Para operar en la ciudad, es el Ayuntamiento de Zaragoza el encargado de conceder las autorizaciones, con una proporción máxima establecida de una licencia de VTC por cada 30 taxis. Antes de la llegada de la nueva empresa, Bolt, ya se habían otorgado todas las autorizaciones permitidas, un total de 59, por lo que la compañía debería emplear conductores que ya contaran con dichas licencias.
«La Administración debe velar especialmente por el cumplimiento de los requisitos que regulan ambas actividades: el servicio de taxi, considerado un servicio público impropio, y el arrendamiento de vehículos con conductor, catalogado como una actividad empresarial cuyo ejercicio debe garantizarse conforme a derecho», detalla la orden.
Durante la reunión celebrada en el marco de las protestas del sector del taxi con representantes de la Asociación Provincial de Auto-taxi de Zaragoza, el consejero Octavio López explicó que la DGA ya estaba trabajando en una disposición aclaratoria para proporcionar «seguridad jurídica» a los órganos sancionadores y a los agentes de la autoridad, permitiéndoles aplicar las medidas necesarias contra quienes incumplan la normativa.
Los taxistas denunciaron además que algunos de estos vehículos aceptan clientes a mano alzada, no respetan el tiempo mínimo de espera de quince minutos antes de recoger pasajeros, circulan libremente por la ciudad en lugar de permanecer en la base y aparecen geolocalizados en la aplicación móvil, prácticas todas ellas prohibidas por la normativa vigente.

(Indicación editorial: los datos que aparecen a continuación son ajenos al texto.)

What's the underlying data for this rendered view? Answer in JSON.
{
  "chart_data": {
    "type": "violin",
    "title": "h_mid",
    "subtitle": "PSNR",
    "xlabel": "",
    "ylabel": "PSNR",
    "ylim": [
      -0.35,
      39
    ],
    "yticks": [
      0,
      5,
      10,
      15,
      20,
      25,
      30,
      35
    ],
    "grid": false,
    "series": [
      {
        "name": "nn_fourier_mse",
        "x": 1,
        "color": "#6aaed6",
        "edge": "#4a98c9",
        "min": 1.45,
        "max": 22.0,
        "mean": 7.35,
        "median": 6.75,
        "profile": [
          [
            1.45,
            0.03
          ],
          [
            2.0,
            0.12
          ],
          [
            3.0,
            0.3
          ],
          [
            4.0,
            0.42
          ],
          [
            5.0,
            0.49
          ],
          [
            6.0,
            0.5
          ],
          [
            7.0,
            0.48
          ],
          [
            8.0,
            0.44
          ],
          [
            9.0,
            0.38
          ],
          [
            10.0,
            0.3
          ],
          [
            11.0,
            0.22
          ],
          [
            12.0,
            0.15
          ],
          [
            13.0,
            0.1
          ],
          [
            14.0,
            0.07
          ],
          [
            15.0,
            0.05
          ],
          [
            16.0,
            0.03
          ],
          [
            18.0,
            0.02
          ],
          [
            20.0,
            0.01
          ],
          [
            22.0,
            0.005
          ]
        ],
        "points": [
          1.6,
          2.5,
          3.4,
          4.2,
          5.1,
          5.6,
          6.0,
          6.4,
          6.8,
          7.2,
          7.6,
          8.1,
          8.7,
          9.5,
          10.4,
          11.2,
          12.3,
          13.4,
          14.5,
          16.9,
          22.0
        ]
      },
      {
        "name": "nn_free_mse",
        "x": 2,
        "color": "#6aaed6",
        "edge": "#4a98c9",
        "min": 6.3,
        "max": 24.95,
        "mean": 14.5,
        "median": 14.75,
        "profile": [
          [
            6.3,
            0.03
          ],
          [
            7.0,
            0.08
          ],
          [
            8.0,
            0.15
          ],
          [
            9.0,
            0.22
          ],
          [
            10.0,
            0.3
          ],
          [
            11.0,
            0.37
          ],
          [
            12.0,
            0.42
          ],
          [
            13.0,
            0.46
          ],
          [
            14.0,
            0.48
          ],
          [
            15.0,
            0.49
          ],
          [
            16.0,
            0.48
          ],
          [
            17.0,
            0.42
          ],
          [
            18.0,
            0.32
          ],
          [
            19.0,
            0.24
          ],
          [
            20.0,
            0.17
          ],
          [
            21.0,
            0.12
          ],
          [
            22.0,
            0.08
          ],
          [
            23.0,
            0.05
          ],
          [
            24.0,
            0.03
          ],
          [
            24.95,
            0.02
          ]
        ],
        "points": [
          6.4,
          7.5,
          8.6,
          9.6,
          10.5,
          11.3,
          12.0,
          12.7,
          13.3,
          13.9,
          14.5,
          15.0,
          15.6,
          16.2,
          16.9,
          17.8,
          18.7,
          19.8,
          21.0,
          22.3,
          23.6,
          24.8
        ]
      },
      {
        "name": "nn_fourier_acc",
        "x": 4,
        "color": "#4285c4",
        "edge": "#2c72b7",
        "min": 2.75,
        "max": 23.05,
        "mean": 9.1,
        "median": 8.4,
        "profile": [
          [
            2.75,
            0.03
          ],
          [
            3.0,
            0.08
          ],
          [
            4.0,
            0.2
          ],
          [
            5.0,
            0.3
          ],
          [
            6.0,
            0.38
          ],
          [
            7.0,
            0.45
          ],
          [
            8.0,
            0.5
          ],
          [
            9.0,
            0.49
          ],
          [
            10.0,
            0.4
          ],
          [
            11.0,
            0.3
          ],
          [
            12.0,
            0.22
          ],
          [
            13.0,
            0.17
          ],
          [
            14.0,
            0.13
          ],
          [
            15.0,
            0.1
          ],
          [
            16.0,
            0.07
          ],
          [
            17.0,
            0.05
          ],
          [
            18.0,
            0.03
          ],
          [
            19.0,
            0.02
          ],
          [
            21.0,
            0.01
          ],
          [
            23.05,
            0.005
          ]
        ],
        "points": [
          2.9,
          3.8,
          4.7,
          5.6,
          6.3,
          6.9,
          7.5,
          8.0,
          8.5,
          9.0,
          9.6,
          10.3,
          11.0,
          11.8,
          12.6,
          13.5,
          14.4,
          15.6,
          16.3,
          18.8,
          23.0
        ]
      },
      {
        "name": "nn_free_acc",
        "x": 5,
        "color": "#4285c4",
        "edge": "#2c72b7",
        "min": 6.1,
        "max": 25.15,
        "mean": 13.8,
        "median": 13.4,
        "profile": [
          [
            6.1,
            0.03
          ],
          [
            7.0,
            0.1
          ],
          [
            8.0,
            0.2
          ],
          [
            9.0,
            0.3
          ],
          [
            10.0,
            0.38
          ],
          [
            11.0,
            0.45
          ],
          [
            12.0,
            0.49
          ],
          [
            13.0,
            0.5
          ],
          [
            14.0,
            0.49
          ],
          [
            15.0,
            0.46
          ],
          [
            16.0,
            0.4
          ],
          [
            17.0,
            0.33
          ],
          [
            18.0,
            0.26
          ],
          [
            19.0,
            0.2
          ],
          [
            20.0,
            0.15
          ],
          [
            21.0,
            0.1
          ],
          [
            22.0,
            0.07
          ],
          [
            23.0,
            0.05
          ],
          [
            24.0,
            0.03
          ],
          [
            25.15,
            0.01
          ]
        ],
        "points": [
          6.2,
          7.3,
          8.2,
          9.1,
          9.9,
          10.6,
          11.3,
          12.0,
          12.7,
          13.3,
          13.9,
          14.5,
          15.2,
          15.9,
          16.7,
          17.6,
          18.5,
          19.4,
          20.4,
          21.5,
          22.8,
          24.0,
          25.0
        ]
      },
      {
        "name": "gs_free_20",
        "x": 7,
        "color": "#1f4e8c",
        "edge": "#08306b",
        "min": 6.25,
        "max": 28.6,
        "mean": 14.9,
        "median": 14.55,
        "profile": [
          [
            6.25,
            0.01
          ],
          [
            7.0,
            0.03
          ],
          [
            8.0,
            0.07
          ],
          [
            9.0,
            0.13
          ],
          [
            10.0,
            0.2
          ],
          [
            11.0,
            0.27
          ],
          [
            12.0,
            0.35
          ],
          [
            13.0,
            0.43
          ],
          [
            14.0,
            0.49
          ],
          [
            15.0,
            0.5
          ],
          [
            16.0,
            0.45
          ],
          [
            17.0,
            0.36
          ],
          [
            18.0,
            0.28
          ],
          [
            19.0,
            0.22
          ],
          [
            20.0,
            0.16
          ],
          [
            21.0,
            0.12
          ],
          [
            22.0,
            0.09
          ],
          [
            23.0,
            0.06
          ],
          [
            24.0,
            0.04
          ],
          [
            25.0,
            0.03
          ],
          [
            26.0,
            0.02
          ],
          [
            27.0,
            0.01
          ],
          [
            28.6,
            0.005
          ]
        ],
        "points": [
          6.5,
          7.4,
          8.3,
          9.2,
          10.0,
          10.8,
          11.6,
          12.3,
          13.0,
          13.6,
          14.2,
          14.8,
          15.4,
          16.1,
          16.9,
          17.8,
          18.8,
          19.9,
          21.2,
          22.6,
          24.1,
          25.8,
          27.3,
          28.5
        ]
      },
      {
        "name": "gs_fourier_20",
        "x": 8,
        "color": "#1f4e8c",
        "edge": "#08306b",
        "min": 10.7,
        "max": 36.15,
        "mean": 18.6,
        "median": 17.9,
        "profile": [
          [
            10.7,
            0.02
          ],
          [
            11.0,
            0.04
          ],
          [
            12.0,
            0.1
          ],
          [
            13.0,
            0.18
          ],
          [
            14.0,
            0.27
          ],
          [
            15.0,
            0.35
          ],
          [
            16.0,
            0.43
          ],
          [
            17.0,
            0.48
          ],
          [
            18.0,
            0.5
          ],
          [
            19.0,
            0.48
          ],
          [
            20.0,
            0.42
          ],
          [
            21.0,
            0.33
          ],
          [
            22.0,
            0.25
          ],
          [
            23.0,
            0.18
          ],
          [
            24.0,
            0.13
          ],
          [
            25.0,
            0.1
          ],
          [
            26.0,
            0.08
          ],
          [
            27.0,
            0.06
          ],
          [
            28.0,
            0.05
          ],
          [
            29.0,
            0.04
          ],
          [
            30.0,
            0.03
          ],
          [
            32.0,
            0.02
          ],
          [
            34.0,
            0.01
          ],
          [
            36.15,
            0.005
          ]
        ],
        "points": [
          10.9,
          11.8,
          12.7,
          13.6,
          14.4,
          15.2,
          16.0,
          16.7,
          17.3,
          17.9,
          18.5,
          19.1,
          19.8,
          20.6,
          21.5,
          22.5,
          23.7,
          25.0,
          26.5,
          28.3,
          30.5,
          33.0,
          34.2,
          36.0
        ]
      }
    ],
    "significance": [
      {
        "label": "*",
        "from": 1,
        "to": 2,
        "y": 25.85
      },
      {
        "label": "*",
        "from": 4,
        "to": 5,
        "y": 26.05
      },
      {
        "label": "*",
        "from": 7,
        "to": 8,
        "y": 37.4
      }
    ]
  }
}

De este modo, la orden especifica que, en caso de detectarse alguna infracción durante las inspecciones, «las Fuerzas y Cuerpos de Seguridad competentes en cada territorio deberán adoptar las medidas cautelares correspondientes, incluida la inmovilización del vehículo, en los casos legalmente establecidos».
Dicha orden puede ser objeto de un recurso de reposición o impugnarse ante el Tribunal Superior de Justicia de Aragón (TSJA) en un plazo de dos meses.